Losing Political Innocence? Finding a place for ideology in understanding the development of recent English third sector policy

The third sector is increasingly being recognised and coaxed into allying purposefully with States, primarily with such strategies framed as ‘problem solving’, ‘partnership’ and ‘governance’. However, such ways of thinking may overstate the extent to which a turn to the third sector can or should supersede debates about ideology. They may also underplay clashes in the values and beliefs of third sector policy actors.

The paper seeks to explicate an ideological dimension to third sector policy by analysing the cross cutting or ‘horizontal’ policy process in England in recent years.

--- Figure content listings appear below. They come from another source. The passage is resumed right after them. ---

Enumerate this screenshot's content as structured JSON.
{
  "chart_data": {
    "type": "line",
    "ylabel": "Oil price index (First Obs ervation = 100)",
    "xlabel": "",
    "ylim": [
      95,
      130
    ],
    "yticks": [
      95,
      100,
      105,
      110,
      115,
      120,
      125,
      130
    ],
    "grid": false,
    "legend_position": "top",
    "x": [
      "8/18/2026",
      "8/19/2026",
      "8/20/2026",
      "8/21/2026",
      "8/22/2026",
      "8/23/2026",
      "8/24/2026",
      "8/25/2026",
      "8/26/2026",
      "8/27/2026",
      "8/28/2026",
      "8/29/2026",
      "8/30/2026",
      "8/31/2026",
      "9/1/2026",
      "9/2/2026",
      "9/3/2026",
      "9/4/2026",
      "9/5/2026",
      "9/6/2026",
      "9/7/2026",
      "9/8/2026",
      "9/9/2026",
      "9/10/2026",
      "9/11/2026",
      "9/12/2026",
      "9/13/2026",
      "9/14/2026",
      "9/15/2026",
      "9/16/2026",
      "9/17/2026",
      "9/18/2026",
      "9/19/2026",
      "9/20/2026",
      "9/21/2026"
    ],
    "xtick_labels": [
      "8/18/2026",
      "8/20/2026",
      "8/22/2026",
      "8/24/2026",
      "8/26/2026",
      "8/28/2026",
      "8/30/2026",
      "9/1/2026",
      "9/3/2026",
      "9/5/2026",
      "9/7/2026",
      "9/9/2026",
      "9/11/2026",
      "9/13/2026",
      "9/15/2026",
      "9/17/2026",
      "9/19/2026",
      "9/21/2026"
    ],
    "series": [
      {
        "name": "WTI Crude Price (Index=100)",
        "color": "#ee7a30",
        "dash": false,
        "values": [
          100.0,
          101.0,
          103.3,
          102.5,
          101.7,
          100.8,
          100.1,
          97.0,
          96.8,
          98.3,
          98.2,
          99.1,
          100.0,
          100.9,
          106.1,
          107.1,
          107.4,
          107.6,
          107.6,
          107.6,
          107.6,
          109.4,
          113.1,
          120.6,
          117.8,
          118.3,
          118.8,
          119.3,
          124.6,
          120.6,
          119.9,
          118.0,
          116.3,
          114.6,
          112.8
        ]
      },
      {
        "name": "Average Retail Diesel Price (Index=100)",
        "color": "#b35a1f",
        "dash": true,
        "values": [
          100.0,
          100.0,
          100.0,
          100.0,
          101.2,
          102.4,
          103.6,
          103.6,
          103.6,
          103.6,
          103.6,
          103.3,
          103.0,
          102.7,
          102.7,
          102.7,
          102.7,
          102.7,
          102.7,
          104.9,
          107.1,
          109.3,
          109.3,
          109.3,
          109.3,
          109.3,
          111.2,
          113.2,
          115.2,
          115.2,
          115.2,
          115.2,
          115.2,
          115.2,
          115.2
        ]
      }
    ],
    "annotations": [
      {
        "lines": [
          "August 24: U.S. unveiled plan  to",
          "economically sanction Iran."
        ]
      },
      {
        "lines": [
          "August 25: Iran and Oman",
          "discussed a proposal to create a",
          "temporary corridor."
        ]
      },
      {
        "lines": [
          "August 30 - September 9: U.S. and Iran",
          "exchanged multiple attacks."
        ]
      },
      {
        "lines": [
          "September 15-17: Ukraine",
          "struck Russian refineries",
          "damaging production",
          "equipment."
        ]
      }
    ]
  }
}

Drawing upon the ‘morphological’ approach of Michael Freeden and the cultural theory of Mary Douglas, it considers the specification and perpetuation of ideology in this sphere as involving a two-fold dynamic.

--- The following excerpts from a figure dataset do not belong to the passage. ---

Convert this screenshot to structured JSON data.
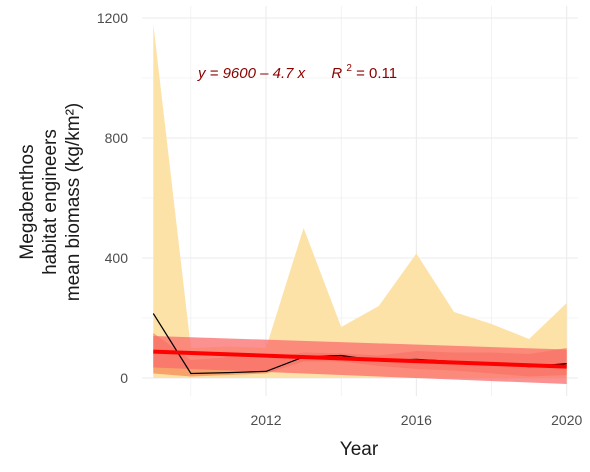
{
  "chart_data": {
    "type": "line",
    "xlabel": "Year",
    "ylabel_lines": [
      "Megabenthos",
      "habitat engineers",
      "mean biomass (kg/km²)"
    ],
    "xlim": [
      2008.7,
      2020.3
    ],
    "ylim": [
      -60,
      1240
    ],
    "x_ticks": [
      2012,
      2016,
      2020
    ],
    "y_ticks": [
      0,
      400,
      800,
      1200
    ],
    "grid": true,
    "annotation": {
      "equation": "y = 9600 – 4.7 x",
      "r2_label": "R",
      "r2_superscript": "2",
      "r2_value": " = 0.11",
      "color": "#8b0000"
    },
    "colors": {
      "ribbon_outer": "#fde2a8",
      "ribbon_inner": "#f7a26b",
      "trend_band": "#f96c6c",
      "trend_line": "#ff0000",
      "mean_line": "#000000",
      "grid": "#ebebeb"
    },
    "series": [
      {
        "role": "mean",
        "x": [
          2009,
          2010,
          2011,
          2012,
          2013,
          2014,
          2015,
          2016,
          2017,
          2018,
          2019,
          2020
        ],
        "y": [
          215,
          15,
          18,
          22,
          70,
          75,
          58,
          62,
          55,
          48,
          38,
          48
        ]
      },
      {
        "role": "outer_band",
        "x": [
          2009,
          2010,
          2011,
          2012,
          2013,
          2014,
          2015,
          2016,
          2017,
          2018,
          2019,
          2020
        ],
        "upper": [
          1180,
          100,
          105,
          100,
          500,
          170,
          240,
          415,
          220,
          180,
          130,
          250
        ],
        "lower": [
          0,
          0,
          0,
          0,
          0,
          0,
          0,
          0,
          0,
          0,
          0,
          0
        ]
      },
      {
        "role": "inner_band",
        "x": [
          2009,
          2010,
          2011,
          2012,
          2013,
          2014,
          2015,
          2016,
          2017,
          2018,
          2019,
          2020
        ],
        "upper": [
          150,
          60,
          70,
          65,
          85,
          82,
          75,
          90,
          85,
          85,
          80,
          100
        ],
        "lower": [
          15,
          5,
          10,
          15,
          55,
          55,
          40,
          30,
          25,
          15,
          5,
          10
        ]
      },
      {
        "role": "trend",
        "x": [
          2009,
          2020
        ],
        "y": [
          88,
          38
        ]
      },
      {
        "role": "trend_ci",
        "x": [
          2009,
          2020
        ],
        "upper": [
          140,
          95
        ],
        "lower": [
          35,
          -20
        ]
      }
    ]
  }
}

Firstly a de-contestation process, in which common ground has been found in thinking about the sector’s actual and potential contributions, establishing a politically feasible territory for mainstream policy debates. Secondly, a more conflictual process unfolding within such feasible boundaries, in which contrasting emphases and priorities concerning third sector policy play out. Under New Labour, it is argued that three different models can be characterised: a consumerism approach, emphasising the third sector’s contributions in public service quasi-markets; a civil renewal approach, geared towards the third sector as a player in supporting social order; and finally a democratic revival approach, stressing the third sector as an arena in which emancipatory participation can be nurtured and extended.